Tutt’altro scenario, invece, a Biancavilla, dove l’amministrazione comunale si è complicata la vita a dismisura. Invece che riprendere il servizio di trasporto come lo scorso anno, come ad Adrano, il comune sta provvedendo a codificare l’anagrafica degli studenti pendolari (circa mille) che verrà inoltrata alla Ferrovia Circumetnea. Sulla base del proprio codice fiscale, lo studente acquisterà l’abbonamento tramite un’App (DropTicket) da scaricare sullo smartphone, che terrà conto dell’effettiva frequenza scolastica, presenza o Didattica a distanza: ogni studente avrà una tariffa e un abbonamento ritagliati su misura.

Va benissimo ogni forma di innovazione, ma la “rivoluzione” sta svuotando le tasche delle famiglie biancavillesi che dall’inizio della scuola a oggi hanno dovuto sostenere un costo che arriva anche a 6,80 euro al giorno (biglietto di andata e ritorno per Catania). E pensare che, quando partirà il servizio, l’alunno spenderà 12 euro mensili, o 4 settimanali, come quota di compartecipazione all’abbonamento: meno di quanto stanno spendendo per due giorni. Inoltre a Biancavilla non è prevista esenzione totale, come ad Adrano, per i redditi bassi.

Ci si chiede perché a Biancavilla, nell’attesa della “rivoluzione” App, il servizio di trasporto non sia iniziato come sempre, comunicando a codifica conclusa le nuove modalità d’acquisto degli abbonamenti, evitando alle famiglie un vero e proprio salasso, che si aggiunge alla crisi economica post-covid e intacca il sacrosanto “diritto allo studio”.

«L’abbonamento in compartecipazione per gli studenti di Biancavilla – dichiara a Yvii24 l’assessore alla Pubblica Istruzione Francesco Privitera – partirà il 15 del mese di ottobre. Quest’anno il ritardo è da attribuire alla codifica degli studenti pendolari che, a Biancavilla, sono mille.

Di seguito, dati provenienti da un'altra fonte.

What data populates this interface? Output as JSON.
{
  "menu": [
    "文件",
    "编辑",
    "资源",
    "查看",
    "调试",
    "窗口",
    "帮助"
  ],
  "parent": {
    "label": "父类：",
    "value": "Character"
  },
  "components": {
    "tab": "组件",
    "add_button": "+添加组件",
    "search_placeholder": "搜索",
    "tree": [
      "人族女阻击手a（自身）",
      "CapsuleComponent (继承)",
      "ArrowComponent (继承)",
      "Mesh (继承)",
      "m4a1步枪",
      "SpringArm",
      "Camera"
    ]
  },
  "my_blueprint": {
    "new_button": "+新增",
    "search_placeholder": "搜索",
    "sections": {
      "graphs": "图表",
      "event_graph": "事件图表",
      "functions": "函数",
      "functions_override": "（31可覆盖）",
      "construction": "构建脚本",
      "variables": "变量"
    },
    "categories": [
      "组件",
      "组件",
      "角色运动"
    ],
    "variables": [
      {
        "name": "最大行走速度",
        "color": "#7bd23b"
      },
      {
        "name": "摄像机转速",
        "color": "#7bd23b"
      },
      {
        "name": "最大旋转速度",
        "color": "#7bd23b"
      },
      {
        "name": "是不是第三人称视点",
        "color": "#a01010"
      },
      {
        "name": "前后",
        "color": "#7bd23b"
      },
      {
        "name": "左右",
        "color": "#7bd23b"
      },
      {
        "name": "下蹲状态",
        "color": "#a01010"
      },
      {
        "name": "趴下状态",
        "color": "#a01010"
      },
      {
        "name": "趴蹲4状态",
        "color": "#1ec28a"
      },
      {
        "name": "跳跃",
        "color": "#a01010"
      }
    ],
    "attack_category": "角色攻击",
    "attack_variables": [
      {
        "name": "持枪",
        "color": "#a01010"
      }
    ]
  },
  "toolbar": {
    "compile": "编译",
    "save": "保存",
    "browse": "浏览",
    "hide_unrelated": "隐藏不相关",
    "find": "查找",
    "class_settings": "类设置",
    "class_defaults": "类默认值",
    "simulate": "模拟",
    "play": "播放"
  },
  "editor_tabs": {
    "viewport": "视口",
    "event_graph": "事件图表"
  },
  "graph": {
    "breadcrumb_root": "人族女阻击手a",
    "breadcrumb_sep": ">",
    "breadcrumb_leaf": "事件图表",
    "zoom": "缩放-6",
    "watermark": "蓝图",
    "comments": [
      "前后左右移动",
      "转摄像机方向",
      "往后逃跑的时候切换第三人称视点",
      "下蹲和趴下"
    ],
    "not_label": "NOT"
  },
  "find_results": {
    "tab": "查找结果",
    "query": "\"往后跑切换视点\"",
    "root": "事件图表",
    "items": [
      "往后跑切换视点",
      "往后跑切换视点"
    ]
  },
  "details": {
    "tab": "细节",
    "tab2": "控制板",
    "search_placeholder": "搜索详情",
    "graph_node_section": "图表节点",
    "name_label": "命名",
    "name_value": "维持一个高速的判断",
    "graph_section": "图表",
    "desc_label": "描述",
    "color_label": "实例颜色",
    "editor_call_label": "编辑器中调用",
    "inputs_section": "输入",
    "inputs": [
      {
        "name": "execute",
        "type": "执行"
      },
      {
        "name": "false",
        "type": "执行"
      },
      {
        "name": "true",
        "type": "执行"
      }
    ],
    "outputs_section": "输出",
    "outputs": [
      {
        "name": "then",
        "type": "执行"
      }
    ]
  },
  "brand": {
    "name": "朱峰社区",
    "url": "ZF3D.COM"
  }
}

Per la parte già sborsata dalle famiglie in questi primi quindici giorni, troveremo un metodo di rimborso anche parziale».

L’omologo adranita, Anna Rita Marcellino, sottolinea, invece, che ad Adrano tutto è rimasto invariato, senza alcun costo  aggiuntivo per le famiglie: «La procedura non è dissimile agli altri anni. Dal primo ottobre i ragazzi acquistano gli abbonamenti e pagano in base all’ISEE, proprio come avveniva negli anni passati».

Nelle famiglie “miste” Adrano-Biancavilla, la domenica a pranzo le diversità emergono allo scoperto. Piero di Adrano dice a Yvii24: «Per i miei figli che sono pendolari, tutto procede normalmente come gli altri anni. Si recano alla Stazione e acquistano regolarmente l’abbonamento, in pratica non è cambiato nulla». I malumori, invece, serpeggiano fra chi ha la residenza sotto San Placido e così Pippo, cognato di Piero, dichiara tutt’altro: «Abitiamo a pochi chilometri di distanza e sembriamo in due repubbliche diverse. I nostri nipoti ad Adrano comprano l’abbonamento e pagano solo la quota a carico delle famiglie, mentre noi ci stiamo dissanguando: per mia figlia che va a scuola a Catania paghiamo quasi 7 euro al giorno e non sappiamo quanto e in che tempi il costo ci verrà rimborsato. E poi, per il nostro reddito, ad Adrano non avremmo pagato, ma a Biancavilla sì». Insomma, per il trasporto studenti, la repubblica di Adrano vince sulla repubblica di Biancavilla.